I love my home despite alll of its chaos. I know that I am messy, I know my halls have marks and I know the garage is so cluttered you can not walk through it. However I have a home that looks like a family lives there. Kids love my home and that is what I created. All of the neighbor kids congregate here and it makes my husband crazy. They climb the trees, use the bushes for forts, leave all of their crap all over the place and to me, it is heaven. Holidays are usually at my place because of location but also because the kids can run amok and no one worries. Kids climb out windows, jump off balconies, make s'mores in the backyard and come in and out without knocking.
It is a good thing to look at a wish list and not be able to think of a single thing.
Eventually I put "money" because who doesn't wish for more of that.
Last week was staff appreciation week at our school. The week is put on by the parents and each day the staff gets something done for them.....we bring everyone starbucks, we make breakfast, flowers, etc etc. Usually on the last day of the week each class has a party and the students honor the individual teachers. Dagny has had the same two teachers for two years. The children switch back and forth between these two profesionals depending on subjects, so they have spent a lot of time with these two fabulous women. As this year draws to a close, there is a lot of emotion from the children, teachers and parents since we are not just going a grade up.....we are graduating. These ladies received a bunch of recent 8 and 9 year olds and they are about to push them out of the nest, off to middle school. It is very emotional and very exciting.

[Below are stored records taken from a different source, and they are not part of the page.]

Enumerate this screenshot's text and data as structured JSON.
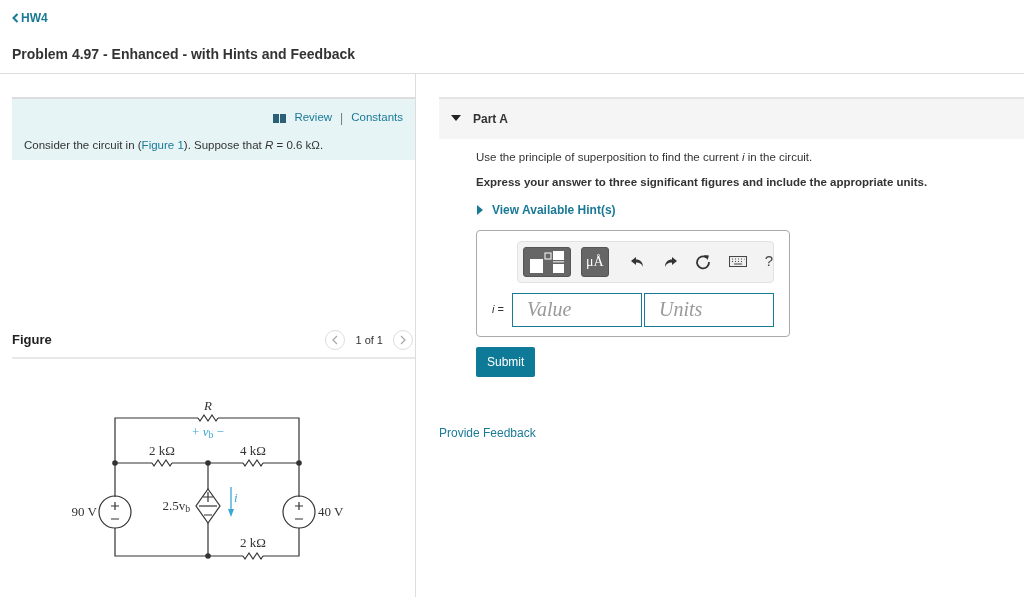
{
  "back_link": "HW4",
  "title": "Problem 4.97 - Enhanced - with Hints and Feedback",
  "intro": {
    "links": [
      {
        "label": "Review",
        "kind": "review"
      },
      {
        "label": "Constants",
        "kind": "plain"
      }
    ],
    "separator": "|",
    "text_before": "Consider the circuit in (",
    "figure_link": "Figure 1",
    "text_after": "). Suppose that *R* = 0.6 kΩ."
  },
  "figure": {
    "heading": "Figure",
    "pager": "1 of 1",
    "labels": [
      "*R*",
      "+ *v*$_{b}$ −",
      "2 kΩ",
      "4 kΩ",
      "90 V",
      "2.5v$_{b}$",
      "*i*",
      "40 V",
      "2 kΩ"
    ]
  },
  "part": {
    "title": "Part A",
    "expanded": true,
    "question": "Use the principle of superposition to find the current *i* in the circuit.",
    "instruction": "Express your answer to three significant figures and include the appropriate units.",
    "hints_link": "View Available Hint(s)",
    "hints_expanded": false,
    "toolbar": [
      {
        "kind": "templates"
      },
      {
        "kind": "units",
        "label": "μÅ"
      },
      {
        "kind": "undo"
      },
      {
        "kind": "redo"
      },
      {
        "kind": "reset"
      },
      {
        "kind": "keyboard"
      },
      {
        "kind": "help",
        "label": "?"
      }
    ],
    "variable": "*i* =",
    "value_placeholder": "Value",
    "units_placeholder": "Units",
    "submit": "Submit"
  },
  "feedback_link": "Provide Feedback"
}
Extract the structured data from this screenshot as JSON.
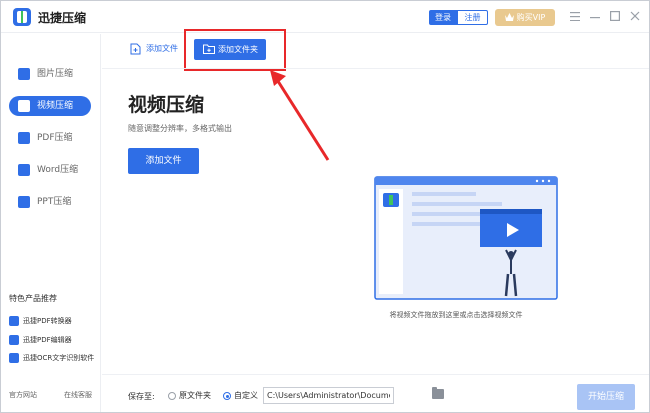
{
  "app": {
    "title": "迅捷压缩"
  },
  "header": {
    "login_label": "登录",
    "register_label": "注册",
    "vip_label": "购买VIP",
    "menu_icon": "menu-icon",
    "minimize_icon": "minimize-icon",
    "maximize_icon": "maximize-icon",
    "close_icon": "close-icon"
  },
  "sidebar": {
    "items": [
      {
        "label": "图片压缩",
        "icon": "image-icon",
        "active": false
      },
      {
        "label": "视频压缩",
        "icon": "video-icon",
        "active": true
      },
      {
        "label": "PDF压缩",
        "icon": "pdf-icon",
        "active": false
      },
      {
        "label": "Word压缩",
        "icon": "word-icon",
        "active": false
      },
      {
        "label": "PPT压缩",
        "icon": "ppt-icon",
        "active": false
      }
    ],
    "products_title": "特色产品推荐",
    "products": [
      {
        "label": "迅捷PDF转换器"
      },
      {
        "label": "迅捷PDF编辑器"
      },
      {
        "label": "迅捷OCR文字识别软件"
      }
    ],
    "footer_left": "官方网站",
    "footer_right": "在线客服"
  },
  "toolbar": {
    "add_file_label": "添加文件",
    "add_folder_label": "添加文件夹"
  },
  "main": {
    "headline": "视频压缩",
    "subline": "随意调整分辨率，多格式输出",
    "add_file_button": "添加文件",
    "drop_hint": "将视频文件拖放到这里或点击选择视频文件"
  },
  "bottom": {
    "save_label": "保存至:",
    "option_original": "原文件夹",
    "option_custom": "自定义",
    "selected_option": "自定义",
    "path_value": "C:\\Users\\Administrator\\Documents",
    "start_label": "开始压缩"
  },
  "colors": {
    "accent": "#2f6ee6",
    "highlight": "#e8282a",
    "vip": "#e9c98f",
    "start_disabled": "#a9c4f5"
  }
}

So we parents put together a "party" which sounded like a very do-able event. We didn't want to do " decorate your cookie and have juice
again". We wanted to change it up a bit. This was going to be the last time our kids would all be together for staff appreciation, and after two years of putting up with these hooligans, and just about begging the boys to
please start wearing deodorant, we thought they deserved something more.
So we decided to take the party outside, in the 97 degree heat, and have an ice cream sundae party. The kids piled on pound of MnM's Nerds, Gummy worms and bears, sprinkles, Oreos, chocolate and butterscotch. We presented the teachers their gifts and then we were off to wash their cars.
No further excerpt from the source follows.